The subject group are the Tsimane people, who reside in the Bolivian Amazon. The Tsimane group, pronounced ‘Chee-mah-nay’ are a horticulturist population; they are hunter-gatherers sustained by naturally sourced produce. Their diet includes: low saturated fats, non-processed fibre-rich carbohydrates,wild game and fish. Their levels of vascular ageing are the lowest reported. Coronary atherosclerosis (hardening of the arteries) occurs five times less in this group than in the US population.

Their diet is mainly carbohydrate-based at 72%. These are non-processed carbohydrates consisting of high fibres such as rice, plantain, manioc, corn, nuts and fruits. Protein accounts for 14% of their diet and comes from animal meat. They have a low fat intake which also equates to 14% . This is approximately 38 grams of fat each day, including 11g saturated fat and no trans fats.

In addition to food intake, habitual practices such as daily exercise contribute to the ‘healthy hearts’ of the Tsimanes. Contrastingly to people in more developed nations Tsimane people are active for 90% of their day. This is largely due to manual labour in the form of food sourcing and cultivating. Meanwhile, industrial populations are inactive for 54% of their waking hours. Tsimane men are physically active for 6-7 hours of their day and women for 4-6 hours.

While some consider the leisurely life of MEDC (More Economically Developed Countries) a privilege, such privileges seem to have resulted in unhealthy consequences. For example, smoking, alcoholism and fast-food are commonly known for their correlation with heart disease. MEDC nations such as the UK and USA have extensive knowledge of theory regarding the ‘balanced diet.’ However, Less Economically Developed Countries have regularity in terms of dietary practice. This diet regulation, which some may consider restrictive, is nevertheless affective.

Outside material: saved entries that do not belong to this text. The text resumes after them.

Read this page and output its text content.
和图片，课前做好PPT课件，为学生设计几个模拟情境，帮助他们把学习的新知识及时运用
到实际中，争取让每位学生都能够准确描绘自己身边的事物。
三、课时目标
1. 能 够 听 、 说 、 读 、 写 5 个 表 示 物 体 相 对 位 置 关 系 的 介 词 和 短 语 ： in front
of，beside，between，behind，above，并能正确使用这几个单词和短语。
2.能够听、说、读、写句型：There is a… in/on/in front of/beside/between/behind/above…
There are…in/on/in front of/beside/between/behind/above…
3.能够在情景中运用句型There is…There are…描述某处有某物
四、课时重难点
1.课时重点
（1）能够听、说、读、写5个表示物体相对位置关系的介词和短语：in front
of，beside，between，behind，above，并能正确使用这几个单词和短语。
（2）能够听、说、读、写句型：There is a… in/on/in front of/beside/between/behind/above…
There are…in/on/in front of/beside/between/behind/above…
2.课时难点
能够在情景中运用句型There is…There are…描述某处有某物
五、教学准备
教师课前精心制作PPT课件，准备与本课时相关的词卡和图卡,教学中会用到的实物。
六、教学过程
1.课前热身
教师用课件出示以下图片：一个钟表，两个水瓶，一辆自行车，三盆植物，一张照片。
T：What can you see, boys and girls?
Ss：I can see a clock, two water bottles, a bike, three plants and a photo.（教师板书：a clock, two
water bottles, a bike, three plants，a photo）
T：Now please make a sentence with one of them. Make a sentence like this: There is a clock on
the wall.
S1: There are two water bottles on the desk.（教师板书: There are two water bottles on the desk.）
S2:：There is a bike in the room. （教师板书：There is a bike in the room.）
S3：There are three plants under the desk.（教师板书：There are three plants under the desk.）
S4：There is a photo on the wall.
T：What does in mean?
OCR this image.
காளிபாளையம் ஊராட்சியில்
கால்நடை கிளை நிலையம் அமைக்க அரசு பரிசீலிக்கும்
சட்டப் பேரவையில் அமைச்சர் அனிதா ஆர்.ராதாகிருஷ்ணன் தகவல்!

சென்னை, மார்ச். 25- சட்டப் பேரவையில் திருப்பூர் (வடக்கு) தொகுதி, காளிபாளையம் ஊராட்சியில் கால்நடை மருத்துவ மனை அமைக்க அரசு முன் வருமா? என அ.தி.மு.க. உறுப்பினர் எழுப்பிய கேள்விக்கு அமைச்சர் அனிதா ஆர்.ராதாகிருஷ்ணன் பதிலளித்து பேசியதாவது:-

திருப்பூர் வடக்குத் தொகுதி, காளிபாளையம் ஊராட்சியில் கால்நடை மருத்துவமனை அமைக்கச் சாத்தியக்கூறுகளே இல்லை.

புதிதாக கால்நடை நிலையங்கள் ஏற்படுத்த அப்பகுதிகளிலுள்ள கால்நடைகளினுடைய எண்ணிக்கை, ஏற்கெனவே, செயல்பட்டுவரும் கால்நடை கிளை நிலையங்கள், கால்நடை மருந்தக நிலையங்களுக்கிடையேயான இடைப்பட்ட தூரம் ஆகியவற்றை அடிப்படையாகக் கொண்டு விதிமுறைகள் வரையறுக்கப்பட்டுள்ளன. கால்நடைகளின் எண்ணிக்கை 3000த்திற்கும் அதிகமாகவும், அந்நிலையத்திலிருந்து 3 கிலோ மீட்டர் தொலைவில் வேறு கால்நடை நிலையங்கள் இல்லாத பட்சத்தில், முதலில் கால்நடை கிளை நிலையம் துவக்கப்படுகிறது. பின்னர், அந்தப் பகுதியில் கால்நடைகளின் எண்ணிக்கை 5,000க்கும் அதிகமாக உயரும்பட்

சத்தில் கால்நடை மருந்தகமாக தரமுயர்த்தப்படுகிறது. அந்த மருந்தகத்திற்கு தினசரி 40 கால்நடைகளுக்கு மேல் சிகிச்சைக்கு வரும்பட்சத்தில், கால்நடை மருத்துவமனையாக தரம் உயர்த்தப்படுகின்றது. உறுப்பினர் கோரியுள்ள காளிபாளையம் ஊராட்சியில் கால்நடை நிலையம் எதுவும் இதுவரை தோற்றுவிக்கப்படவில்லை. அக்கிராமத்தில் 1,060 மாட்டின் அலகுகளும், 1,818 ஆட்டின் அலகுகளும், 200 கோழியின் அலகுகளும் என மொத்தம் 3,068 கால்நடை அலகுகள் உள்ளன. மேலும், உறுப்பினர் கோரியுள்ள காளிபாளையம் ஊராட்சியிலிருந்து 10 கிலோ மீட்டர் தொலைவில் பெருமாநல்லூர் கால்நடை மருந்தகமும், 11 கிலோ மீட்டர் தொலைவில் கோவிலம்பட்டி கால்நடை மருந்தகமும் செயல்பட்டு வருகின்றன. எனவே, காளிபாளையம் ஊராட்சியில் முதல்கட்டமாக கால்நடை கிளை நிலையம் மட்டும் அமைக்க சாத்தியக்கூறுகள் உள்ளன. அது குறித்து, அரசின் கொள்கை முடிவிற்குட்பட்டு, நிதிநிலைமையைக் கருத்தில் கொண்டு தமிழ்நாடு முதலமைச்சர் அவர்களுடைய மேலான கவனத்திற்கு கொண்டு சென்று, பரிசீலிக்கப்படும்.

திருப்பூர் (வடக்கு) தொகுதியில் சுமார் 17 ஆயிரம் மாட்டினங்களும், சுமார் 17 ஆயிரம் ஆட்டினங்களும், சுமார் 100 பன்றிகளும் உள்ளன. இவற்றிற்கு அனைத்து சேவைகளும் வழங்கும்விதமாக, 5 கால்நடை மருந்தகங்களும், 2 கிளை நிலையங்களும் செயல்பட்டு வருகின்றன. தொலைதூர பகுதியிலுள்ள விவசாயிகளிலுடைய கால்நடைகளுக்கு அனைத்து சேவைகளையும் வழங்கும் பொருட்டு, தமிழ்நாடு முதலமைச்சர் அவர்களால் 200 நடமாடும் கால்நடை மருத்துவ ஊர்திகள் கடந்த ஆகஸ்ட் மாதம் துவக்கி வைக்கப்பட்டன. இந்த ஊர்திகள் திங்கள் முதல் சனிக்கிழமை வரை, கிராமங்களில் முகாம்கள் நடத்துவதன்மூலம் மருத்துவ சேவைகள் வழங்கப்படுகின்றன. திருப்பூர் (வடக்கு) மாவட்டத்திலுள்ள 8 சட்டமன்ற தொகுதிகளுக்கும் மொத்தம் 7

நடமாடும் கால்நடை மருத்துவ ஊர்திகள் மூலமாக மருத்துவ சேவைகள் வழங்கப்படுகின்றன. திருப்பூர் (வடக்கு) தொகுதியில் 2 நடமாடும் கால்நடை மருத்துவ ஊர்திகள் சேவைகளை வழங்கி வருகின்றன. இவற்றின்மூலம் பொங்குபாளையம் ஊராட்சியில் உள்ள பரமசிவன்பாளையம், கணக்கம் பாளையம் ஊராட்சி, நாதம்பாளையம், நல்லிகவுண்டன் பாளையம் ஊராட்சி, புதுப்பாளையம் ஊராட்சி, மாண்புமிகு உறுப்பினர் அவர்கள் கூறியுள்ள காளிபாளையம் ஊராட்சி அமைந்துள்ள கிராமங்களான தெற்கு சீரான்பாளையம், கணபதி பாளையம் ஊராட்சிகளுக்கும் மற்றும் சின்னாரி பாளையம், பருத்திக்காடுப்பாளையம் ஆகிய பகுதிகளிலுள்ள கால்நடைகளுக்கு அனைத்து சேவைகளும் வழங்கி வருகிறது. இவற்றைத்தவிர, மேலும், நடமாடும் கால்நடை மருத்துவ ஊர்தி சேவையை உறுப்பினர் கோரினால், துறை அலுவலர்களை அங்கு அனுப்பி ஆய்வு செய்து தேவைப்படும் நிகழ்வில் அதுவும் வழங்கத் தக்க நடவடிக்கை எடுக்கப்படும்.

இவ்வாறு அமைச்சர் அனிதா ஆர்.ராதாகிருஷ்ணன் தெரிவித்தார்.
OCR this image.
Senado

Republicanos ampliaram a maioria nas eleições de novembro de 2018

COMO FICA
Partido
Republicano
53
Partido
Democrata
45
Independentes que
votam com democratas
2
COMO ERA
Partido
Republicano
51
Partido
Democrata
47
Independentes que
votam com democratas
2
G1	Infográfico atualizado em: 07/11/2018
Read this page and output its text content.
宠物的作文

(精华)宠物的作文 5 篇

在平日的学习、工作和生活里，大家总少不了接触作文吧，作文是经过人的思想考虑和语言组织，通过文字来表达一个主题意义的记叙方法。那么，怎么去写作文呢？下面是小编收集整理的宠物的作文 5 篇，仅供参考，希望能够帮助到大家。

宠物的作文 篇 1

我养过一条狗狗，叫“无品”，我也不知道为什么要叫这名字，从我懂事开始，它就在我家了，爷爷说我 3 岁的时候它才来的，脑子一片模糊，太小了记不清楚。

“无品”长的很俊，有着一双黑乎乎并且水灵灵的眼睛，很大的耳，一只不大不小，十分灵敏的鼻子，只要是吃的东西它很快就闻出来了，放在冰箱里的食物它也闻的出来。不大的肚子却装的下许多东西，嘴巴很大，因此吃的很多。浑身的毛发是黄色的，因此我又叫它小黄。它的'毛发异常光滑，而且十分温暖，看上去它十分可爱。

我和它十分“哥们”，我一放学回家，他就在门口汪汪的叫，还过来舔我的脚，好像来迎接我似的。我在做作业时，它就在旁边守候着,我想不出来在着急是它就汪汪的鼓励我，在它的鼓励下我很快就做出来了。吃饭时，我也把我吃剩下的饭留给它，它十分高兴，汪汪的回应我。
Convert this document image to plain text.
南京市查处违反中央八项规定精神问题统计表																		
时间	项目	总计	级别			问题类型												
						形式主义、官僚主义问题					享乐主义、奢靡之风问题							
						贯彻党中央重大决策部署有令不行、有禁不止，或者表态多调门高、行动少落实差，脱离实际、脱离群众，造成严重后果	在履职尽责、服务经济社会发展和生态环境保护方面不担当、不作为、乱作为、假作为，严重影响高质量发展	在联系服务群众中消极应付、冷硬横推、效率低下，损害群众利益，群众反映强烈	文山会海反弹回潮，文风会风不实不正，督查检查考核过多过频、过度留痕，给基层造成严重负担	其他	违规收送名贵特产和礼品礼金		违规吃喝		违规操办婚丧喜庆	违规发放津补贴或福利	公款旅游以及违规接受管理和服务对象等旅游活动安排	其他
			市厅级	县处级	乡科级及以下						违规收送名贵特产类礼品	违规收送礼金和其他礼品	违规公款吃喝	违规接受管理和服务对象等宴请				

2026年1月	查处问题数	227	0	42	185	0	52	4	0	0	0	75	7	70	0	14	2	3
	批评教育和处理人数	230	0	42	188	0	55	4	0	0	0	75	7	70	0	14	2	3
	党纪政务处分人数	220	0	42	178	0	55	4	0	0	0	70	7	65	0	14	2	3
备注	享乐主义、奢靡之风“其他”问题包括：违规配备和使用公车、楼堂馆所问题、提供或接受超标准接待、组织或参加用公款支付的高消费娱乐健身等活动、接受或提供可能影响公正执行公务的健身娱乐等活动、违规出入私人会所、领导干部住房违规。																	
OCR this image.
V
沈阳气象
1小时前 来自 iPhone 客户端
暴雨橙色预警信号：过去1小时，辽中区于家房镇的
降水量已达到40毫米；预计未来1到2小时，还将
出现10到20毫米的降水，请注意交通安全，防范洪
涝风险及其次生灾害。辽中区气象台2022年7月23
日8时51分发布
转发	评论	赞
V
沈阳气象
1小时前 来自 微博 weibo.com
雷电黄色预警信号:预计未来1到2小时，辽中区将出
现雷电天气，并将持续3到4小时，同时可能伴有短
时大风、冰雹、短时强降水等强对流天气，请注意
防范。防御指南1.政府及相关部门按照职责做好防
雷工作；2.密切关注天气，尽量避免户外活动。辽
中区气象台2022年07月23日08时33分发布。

Senior cardiology author Dr Gregory S. Thomas, Long Beach Memorial Medical Centre, USA offered his stance on the study in an interview with The Lancet. He said that “This study suggests that coronary atherosclerosis could be avoided if people adopted some elements of the Tsimane lifestyle, such as keeping their LDL cholesterol, blood pressure and blood sugar very low, not smoking and being physically active.” He also commented that the condition is thought to “eventually effect almost all of us.” This is an unsettling possibility. Consequently, while in many senses industrial society is fortunate, it would be unfortunate if we did not adopt certain aspects of the Tsimane lifestyle. These aspects include regular mobility, a higher fibre diet and a reduced intake of CHD promoting substances.